Zip Code:


Latitude / Longitude:

30°08’23″N 98°49’09″W



Time Zone:

Central (CST) (UTC-6)


Bankersmith (also sometimes written as Banker Smith) is a ghost town in Kendall County, Texas, USA. The town was founded in 1913. It lies approximately halfway between Fredericksburg and Comfort, near the border of Gillespie County.


Bankersmith originated in 1913 as a train station along the San Antonio, Fredericksburg and Northern Railway which served nearby Grapetown, Texas, running between Fredericksburg and Comfort. The town and rail station drew its name of “Bankersmith” from Temple Doswell Smith, an important Fredericksburg bank president who financed the railroad. In the early 1940s, the railroad abandoned the line running through Bankersmith.





Current Status:

In 2012, restaurateur Doug Guller purchased parts of the town on Craigslist, and renamed the town to “Bikinis, Texas” after Bikinis Sports Bar & Grill, his restaurant chain. The purchase price is not known, also some have questioned Guller’s ability to rename a town that no longer officially exists. Guller declared his intentions to turn the town into a tourist destination by creating a hall of fame for the bikini swimsuit, presenting its history beginning with its invention in 1946. Guller has said he had no plans to open a Bikinis Sports Bar & Grill restaurant at the location, but might start a bar inside an abandoned bus there. The bus resides at 30°8’24″N and 98°49’8″W. In 2015, Guller reverted to the name Bankersmith, wanting to mend fences with Fredericksburg.

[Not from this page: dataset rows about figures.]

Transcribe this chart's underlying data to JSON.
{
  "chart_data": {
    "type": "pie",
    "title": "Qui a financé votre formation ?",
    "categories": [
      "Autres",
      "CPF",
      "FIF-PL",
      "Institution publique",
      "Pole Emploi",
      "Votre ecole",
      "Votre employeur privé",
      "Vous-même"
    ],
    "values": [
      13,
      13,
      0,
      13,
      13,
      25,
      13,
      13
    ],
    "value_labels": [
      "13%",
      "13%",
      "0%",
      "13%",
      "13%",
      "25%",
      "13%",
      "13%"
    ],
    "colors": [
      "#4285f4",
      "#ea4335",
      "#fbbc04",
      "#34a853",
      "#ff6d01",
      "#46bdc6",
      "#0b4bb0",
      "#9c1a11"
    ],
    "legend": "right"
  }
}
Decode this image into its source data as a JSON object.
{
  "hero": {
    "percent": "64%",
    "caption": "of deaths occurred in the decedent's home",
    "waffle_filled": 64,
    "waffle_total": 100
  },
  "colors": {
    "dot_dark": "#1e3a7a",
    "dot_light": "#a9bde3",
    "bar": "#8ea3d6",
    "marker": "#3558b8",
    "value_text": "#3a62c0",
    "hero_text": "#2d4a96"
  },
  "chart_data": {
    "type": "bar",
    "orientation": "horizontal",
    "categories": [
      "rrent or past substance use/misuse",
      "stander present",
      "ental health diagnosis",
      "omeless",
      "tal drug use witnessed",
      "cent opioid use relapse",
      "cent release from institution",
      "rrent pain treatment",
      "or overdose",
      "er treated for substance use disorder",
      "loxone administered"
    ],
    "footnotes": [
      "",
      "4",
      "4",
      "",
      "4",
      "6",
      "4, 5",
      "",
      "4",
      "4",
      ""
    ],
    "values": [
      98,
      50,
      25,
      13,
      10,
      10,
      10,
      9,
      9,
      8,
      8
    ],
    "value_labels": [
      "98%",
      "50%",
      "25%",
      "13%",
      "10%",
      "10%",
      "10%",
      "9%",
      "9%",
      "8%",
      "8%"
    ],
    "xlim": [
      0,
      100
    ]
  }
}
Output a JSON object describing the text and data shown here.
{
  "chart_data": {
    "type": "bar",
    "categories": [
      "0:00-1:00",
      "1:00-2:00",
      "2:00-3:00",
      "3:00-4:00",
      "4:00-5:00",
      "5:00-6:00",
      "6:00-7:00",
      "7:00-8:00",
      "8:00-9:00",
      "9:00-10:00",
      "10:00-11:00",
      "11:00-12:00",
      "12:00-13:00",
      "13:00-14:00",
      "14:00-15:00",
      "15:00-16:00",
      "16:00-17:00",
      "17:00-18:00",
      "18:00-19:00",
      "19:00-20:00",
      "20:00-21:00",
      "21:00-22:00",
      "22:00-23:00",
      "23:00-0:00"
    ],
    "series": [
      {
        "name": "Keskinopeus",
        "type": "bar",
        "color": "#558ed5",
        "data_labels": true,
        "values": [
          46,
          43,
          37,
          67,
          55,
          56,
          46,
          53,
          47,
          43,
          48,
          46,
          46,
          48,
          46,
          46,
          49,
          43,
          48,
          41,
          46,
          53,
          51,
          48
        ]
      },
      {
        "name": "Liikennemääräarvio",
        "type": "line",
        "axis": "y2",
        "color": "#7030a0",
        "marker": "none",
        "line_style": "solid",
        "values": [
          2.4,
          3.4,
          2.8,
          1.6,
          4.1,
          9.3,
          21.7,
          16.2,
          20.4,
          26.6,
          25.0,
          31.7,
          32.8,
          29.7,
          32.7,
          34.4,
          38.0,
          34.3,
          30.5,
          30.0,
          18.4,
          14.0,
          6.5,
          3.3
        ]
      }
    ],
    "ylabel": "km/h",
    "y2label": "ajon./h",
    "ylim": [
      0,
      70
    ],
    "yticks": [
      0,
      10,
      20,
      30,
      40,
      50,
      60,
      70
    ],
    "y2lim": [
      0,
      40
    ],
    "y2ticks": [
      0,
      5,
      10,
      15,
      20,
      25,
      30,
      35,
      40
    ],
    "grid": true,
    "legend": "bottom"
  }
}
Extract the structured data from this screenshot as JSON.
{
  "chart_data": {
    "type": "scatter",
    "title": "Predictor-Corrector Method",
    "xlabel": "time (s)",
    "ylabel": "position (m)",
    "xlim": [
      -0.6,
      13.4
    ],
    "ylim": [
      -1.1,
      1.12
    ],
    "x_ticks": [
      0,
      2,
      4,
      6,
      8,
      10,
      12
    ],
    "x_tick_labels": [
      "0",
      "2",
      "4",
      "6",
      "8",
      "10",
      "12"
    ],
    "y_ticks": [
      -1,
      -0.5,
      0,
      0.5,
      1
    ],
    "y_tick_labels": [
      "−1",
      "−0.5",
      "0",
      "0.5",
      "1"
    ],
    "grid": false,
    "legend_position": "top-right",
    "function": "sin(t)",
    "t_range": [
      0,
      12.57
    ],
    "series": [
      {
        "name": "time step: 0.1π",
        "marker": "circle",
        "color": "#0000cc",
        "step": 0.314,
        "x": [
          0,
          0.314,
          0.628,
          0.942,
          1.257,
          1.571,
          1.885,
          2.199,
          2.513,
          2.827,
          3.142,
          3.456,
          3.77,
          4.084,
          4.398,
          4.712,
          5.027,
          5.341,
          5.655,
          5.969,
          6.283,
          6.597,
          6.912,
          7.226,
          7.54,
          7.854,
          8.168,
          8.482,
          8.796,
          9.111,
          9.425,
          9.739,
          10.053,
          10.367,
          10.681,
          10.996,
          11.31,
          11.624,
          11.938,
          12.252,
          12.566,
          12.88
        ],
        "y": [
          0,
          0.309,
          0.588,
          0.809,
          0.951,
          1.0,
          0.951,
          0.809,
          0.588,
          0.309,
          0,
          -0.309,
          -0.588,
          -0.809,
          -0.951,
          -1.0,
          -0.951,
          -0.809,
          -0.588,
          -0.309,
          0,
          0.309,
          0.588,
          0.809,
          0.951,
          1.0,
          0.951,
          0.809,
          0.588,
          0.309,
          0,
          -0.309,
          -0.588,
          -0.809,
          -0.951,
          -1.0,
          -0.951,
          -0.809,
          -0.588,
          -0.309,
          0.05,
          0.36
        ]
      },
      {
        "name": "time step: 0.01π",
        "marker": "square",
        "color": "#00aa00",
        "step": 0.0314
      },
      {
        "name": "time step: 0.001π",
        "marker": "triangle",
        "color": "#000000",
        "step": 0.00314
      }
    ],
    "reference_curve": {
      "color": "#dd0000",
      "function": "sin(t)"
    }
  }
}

The Old Tunnel of the San Antonio, Fredericksburg and Northern Railway As the town was located in the Texas Hill Country, it is near one of the few railroad tunnels in the state (the only railroad tunnel in Texas when it was constructed). The tunnel is 962 feet in length, took 6 months to dig, and cost $134,000 at the time. The tunnel is now part of Old Tunnel State Park and the home to thousands of bats. The Old Tunnel State Park provides an extensive amount of parking area for would be visitors, it is at the intersection of Old San Antonio Road and Alamo Road. Meanwhile, the southern end of the tunnel resides at 30°6’2″N and 98°49’15″W.